After figuring out the basics (how to take the bus, how to say hello and
thank you and other basic Turkish phrases that we still aren’t sure we are
saying correctly) there have been subtle differences and I can’t help but
compare Malatya to other places that I have lived. One of the main things is the mosque. In Indonesia, the mosques went off at 4:00am,
12:00pm, 3:00pm, 6pm, and 7pm, although they would occasionally last for a
whole hour or sometimes longer depending on the day and prerogative of the
emam. In Malatya, they tend to go off an
hour later than the ones in Jakarta (which I am assuming has something to do
with the sun, but my knowledge of Islam is still lacking). Also, due to the colouring of Turks, Joe and
I stand out a lot less than we did in Indonesia, which means no one yells at
us, no one stares at us, and other than our eye colours and the fact that we
don’t speak Turkish, it is hard to differentiate us.
This has been a
bit tricky as we don’t immediately stand out as foreigners, but the store
keepers have been very friendly with our lack of language ability, generally
laughing or smiling and aiding us in whatever way they can to help us get our
point across. We have braved a couple of
cafes, but typically end up ordering donairs or the like because it is the
easiest thing to explain to the staff.
The other main difference (for me) is the amount of people that are out
and about in the streets. They are
packed with people at all hours of day, walking, shopping and enjoying the
fresh air. It is a marvelous change that
allows you to feel more a part of the culture just simply by being in it. Malatya (like everywhere in Turkey) is an old
city, although the city that we are living in has only been around since
1838. Historically the city was a major
producer of opium, although nowadays it is known throughout Turkey for its
apricot production.
Stray
animals howl at night (reminding me of the dogs in Albania) and the roosters
crow not just at dawn, making them considerably more irritating than the mosque
and we look out the window at the yards trying to figure out where they are
situated and if it would be possible to throttle them without the owners
realizing- a feat I doubt we will attempt but is fun to fantasize over
nonetheless. Day to day life moves at a
steady yet enjoyable pace thus far, and although the days can be uncomfortably
hot, the evenings generate a blustering breeze that makes the temperature very
enjoyable. We have yet to meet the
neighbours, but a plethora of children play outside in the evenings, and I am
on smile and nod terms with the produce man downstairs and the lovely woman who
works the beer and wine section of the grocery store: both important people and
I am very pleased with that progress.
In
the apartment we still have things to sort out: the lack of internet is
becoming a real pain in the rear end, as the internet at the school is too
bogged down to successfully Skype or research or merely browse the web, but
hopefully our residency permits will be here soon and we will be able to fix
that. Having successfully navigated the
Turkish washing machine and gotten a kettle, things are getting easier. The school is going to have our area rugs
washed, and I still have to brave cleaning the oven- baby steps. I have only really been cooking breakfast
anyways so I am in no rush.
Food
is delicious and monotonous. If you
don’t like onions, tomatoes or bread you would have big problems in this
city. Fortunately, I enjoy all these
things, but my palate is used to a veritable smorgus board of culinary
delights, and I do not see that being fulfilled in Turkey. Naturally I have taken into consideration
that my Turkish cuisine vocab is still lacking and that a wider option may be
available in a few weeks, but at the moment it is definitely a comparison of
the different types of donairs and whether or not there is too much parsley, or
the bread is too chewy or the likes. I
will have to do some digging in the spice department and see how creative I can
be with onions, tomatoes, cucumber, peppers and eggplant: the total sum of
vegetables I have at my disposal in the shops.

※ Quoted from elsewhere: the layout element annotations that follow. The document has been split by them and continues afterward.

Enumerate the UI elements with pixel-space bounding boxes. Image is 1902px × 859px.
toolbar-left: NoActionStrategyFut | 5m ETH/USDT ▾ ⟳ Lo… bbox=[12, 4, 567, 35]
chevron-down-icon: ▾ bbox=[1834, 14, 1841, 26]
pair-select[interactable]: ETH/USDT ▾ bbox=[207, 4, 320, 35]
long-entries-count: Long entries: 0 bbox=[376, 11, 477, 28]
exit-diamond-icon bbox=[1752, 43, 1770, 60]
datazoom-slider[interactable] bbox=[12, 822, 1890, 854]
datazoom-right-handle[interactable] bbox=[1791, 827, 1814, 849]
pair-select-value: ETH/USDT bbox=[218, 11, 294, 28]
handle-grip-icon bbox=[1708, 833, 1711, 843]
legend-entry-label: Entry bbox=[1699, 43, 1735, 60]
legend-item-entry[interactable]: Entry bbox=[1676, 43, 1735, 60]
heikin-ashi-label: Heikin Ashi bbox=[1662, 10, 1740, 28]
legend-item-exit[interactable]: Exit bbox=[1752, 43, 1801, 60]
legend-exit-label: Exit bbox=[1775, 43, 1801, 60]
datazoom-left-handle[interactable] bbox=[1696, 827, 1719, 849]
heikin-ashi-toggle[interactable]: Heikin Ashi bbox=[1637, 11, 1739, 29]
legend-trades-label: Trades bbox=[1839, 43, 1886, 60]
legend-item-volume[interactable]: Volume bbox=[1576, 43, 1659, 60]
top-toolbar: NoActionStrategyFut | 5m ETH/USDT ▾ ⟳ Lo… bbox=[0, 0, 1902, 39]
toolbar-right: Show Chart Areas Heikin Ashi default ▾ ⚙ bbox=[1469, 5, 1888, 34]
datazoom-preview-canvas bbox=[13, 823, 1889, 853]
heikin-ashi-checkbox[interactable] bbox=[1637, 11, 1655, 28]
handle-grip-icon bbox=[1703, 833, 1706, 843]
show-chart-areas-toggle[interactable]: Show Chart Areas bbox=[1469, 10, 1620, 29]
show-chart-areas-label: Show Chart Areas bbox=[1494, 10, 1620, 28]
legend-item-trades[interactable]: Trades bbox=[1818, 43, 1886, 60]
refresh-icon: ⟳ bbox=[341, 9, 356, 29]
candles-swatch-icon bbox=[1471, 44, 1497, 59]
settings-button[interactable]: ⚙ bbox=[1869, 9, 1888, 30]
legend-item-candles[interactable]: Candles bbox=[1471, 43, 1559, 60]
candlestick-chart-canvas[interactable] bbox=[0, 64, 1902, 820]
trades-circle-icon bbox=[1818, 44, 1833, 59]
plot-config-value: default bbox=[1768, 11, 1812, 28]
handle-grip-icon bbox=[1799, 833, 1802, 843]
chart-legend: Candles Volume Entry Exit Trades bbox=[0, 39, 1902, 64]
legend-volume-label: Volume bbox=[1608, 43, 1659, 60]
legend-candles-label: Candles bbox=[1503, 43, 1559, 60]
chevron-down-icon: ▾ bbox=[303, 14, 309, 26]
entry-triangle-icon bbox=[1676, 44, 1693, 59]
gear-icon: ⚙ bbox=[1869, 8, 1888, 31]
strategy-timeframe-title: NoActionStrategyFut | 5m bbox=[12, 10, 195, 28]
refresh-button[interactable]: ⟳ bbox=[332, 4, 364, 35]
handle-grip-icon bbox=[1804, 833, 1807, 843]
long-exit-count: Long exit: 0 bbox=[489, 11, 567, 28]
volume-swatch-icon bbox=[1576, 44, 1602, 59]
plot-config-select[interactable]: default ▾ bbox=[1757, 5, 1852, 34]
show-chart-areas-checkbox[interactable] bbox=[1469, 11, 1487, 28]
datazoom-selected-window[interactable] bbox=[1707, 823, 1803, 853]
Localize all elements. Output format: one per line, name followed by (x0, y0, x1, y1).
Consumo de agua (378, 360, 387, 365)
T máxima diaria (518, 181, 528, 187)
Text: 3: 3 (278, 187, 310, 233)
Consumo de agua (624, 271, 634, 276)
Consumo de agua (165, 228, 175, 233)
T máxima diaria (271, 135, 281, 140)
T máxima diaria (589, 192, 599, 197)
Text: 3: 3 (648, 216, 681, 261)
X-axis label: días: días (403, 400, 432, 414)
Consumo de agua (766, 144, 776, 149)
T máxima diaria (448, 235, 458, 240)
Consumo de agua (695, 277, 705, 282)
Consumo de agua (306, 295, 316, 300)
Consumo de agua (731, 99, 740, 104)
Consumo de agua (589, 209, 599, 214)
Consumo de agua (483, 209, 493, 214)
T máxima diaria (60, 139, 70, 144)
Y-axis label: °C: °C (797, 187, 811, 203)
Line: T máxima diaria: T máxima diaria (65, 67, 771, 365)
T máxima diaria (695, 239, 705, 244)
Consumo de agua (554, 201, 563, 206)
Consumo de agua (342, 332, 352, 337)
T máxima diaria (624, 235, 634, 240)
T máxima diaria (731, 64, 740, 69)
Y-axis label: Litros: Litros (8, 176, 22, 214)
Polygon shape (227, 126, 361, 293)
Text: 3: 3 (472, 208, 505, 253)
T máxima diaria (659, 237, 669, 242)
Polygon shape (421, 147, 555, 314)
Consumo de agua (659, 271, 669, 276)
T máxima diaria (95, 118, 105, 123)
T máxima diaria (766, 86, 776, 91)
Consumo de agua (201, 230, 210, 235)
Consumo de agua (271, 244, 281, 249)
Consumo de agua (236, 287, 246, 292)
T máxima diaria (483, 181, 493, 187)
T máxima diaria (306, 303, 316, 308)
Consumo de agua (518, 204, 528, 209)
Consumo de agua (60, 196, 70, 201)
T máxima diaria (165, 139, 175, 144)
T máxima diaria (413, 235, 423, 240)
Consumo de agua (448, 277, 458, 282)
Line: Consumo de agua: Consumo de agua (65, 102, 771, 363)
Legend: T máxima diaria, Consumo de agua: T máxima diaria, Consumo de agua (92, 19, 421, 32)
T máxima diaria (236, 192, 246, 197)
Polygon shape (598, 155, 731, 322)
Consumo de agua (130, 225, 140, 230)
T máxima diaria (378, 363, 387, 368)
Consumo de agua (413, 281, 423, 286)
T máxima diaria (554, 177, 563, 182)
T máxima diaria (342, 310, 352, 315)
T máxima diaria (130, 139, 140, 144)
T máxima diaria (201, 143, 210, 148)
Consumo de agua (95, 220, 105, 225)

It is a simple life that inspires more creativity than the concrete
jungle of Jakarta and although I foresee some challenges, but the lifestyle that comes with a city of half a million people ıs much quıeter, and although
I have my misgivings about living so far from the city center, the views of the
“outskirts” and the stars and storms allow breath and that is a welcome change.
** I took photos to attach to thıs blog but the lack of workable internet ıs doıng my head ın and the photos wont copy and for the sake of my sanıty you wıll have to waıt. my apologıes.